Gluten-free anything scares me. I’ve never tried anything gluten-free but I’ve heard awful stories about the taste of gluten-free foods. My grandma tries to eat gluten-free whenever possible because she has a gluten intolerance. So here’s a recipe for you, grandma! My first gluten-free anything.
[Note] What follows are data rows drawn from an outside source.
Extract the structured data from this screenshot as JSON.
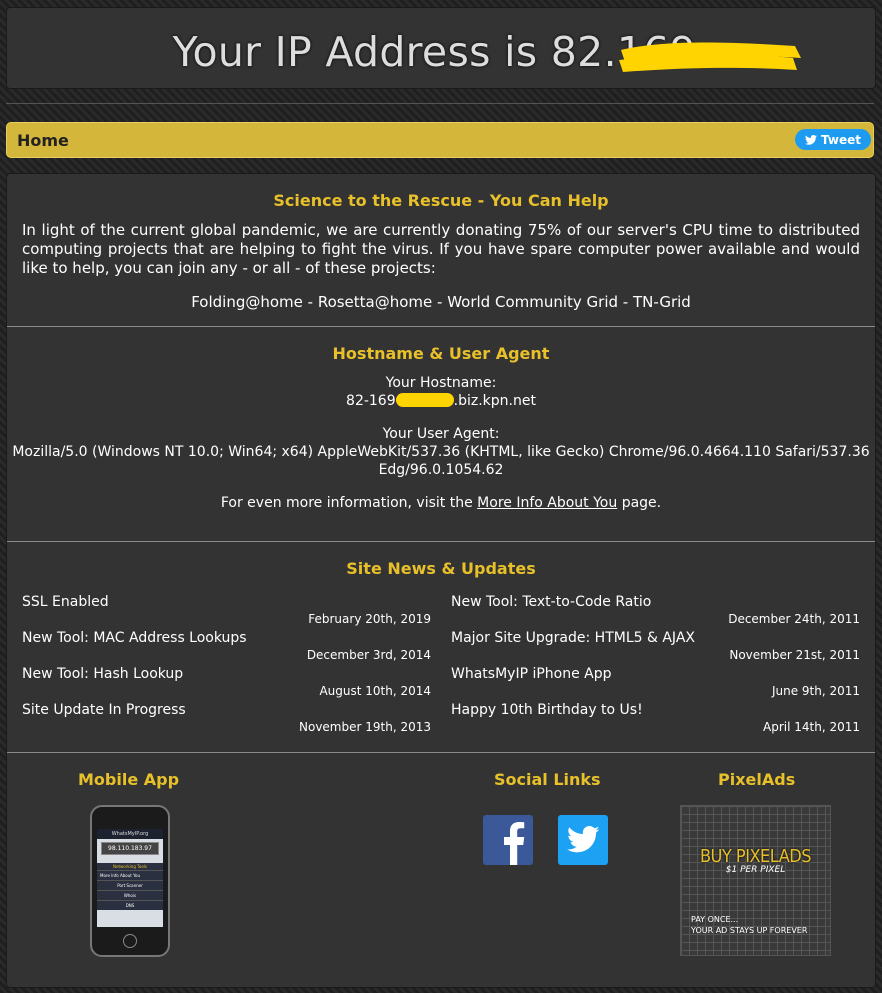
{
  "header": {
    "ip_title": "Your IP Address is 82.169."
  },
  "nav": {
    "home": "Home",
    "tweet": "Tweet"
  },
  "science": {
    "title": "Science to the Rescue - You Can Help",
    "paragraph": "In light of the current global pandemic, we are currently donating 75% of our server's CPU time to distributed computing projects that are helping to fight the virus. If you have spare computer power available and would like to help, you can join any - or all - of these projects:",
    "projects": "Folding@home - Rosetta@home - World Community Grid - TN-Grid"
  },
  "hostname_section": {
    "title": "Hostname & User Agent",
    "hostname_label": "Your Hostname:",
    "hostname_prefix": "82-169",
    "hostname_suffix": ".biz.kpn.net",
    "ua_label": "Your User Agent:",
    "ua_line1": "Mozilla/5.0 (Windows NT 10.0; Win64; x64) AppleWebKit/537.36 (KHTML, like Gecko) Chrome/96.0.4664.110 Safari/537.36",
    "ua_line2": "Edg/96.0.1054.62",
    "more_pre": "For even more information, visit the ",
    "more_link": "More Info About You",
    "more_post": " page."
  },
  "news": {
    "title": "Site News & Updates",
    "left": [
      {
        "title": "SSL Enabled",
        "date": "February 20th, 2019"
      },
      {
        "title": "New Tool: MAC Address Lookups",
        "date": "December 3rd, 2014"
      },
      {
        "title": "New Tool: Hash Lookup",
        "date": "August 10th, 2014"
      },
      {
        "title": "Site Update In Progress",
        "date": "November 19th, 2013"
      }
    ],
    "right": [
      {
        "title": "New Tool: Text-to-Code Ratio",
        "date": "December 24th, 2011"
      },
      {
        "title": "Major Site Upgrade: HTML5 & AJAX",
        "date": "November 21st, 2011"
      },
      {
        "title": "WhatsMyIP iPhone App",
        "date": "June 9th, 2011"
      },
      {
        "title": "Happy 10th Birthday to Us!",
        "date": "April 14th, 2011"
      }
    ]
  },
  "footer": {
    "mobile_title": "Mobile App",
    "social_title": "Social Links",
    "pixelads_title": "PixelAds",
    "pixelads_headline": "BUY PIXELADS",
    "pixelads_sub": "$1 PER PIXEL",
    "pixelads_line1": "PAY ONCE...",
    "pixelads_line2": "YOUR AD STAYS UP FOREVER"
  },
  "phone_screen": {
    "site": "WhatsMyIP.org",
    "ip": "98.110.183.97",
    "menu_title": "Networking Tools",
    "menu": [
      "More Info About You",
      "Port Scanner",
      "Whois",
      "DNS"
    ]
  },
  "colors": {
    "accent": "#e7c02a",
    "navbar": "#d4b63a",
    "redaction": "#ffd400",
    "facebook": "#3b5998",
    "twitter": "#1da1f2"
  }
}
- 1 (16 oz.) jar creamy almond butter
- 2 eggs
- 1 egg yolk
- 7 oz. agave nectar
- 1 T. vanilla extract
- ½ c. cacao powder
- ½ tsp. kosher salt
- 1 tsp. baking soda
- 1 c. bittersweet chocolate chips
- Blend almond butter until smooth using a stand or hand-held mixer. Add eggs and mix to blend, then agave and vanilla. Blend in cacao powder, salt and baking soda, then fold in chocolate chips
- Grease a 9×13 inch glass baking dish. Pour batter into dish. Bake at 325° for 35-40 minutes
Makes about 24 brownies
I don’t know why I do this. Instead of following recipe directions I attempt to make really thick brownies in a 9×9″ pan. I do this often though I’ve never actually successfully made a really thick brownie. I simply cannot getting the timing right; the finished product turns out either really overcooked or really undercooked.
These were the former. If the brownies hadn’t turned out a bit dry; I think this recipe would actually be a pretty good (great for gluten-free) recipe. Let’s face it – a gluten-free brown will never be as close to as good as regular fudge brownies, but I can’t exactly fault the recipe itself for my rogue baking decisions.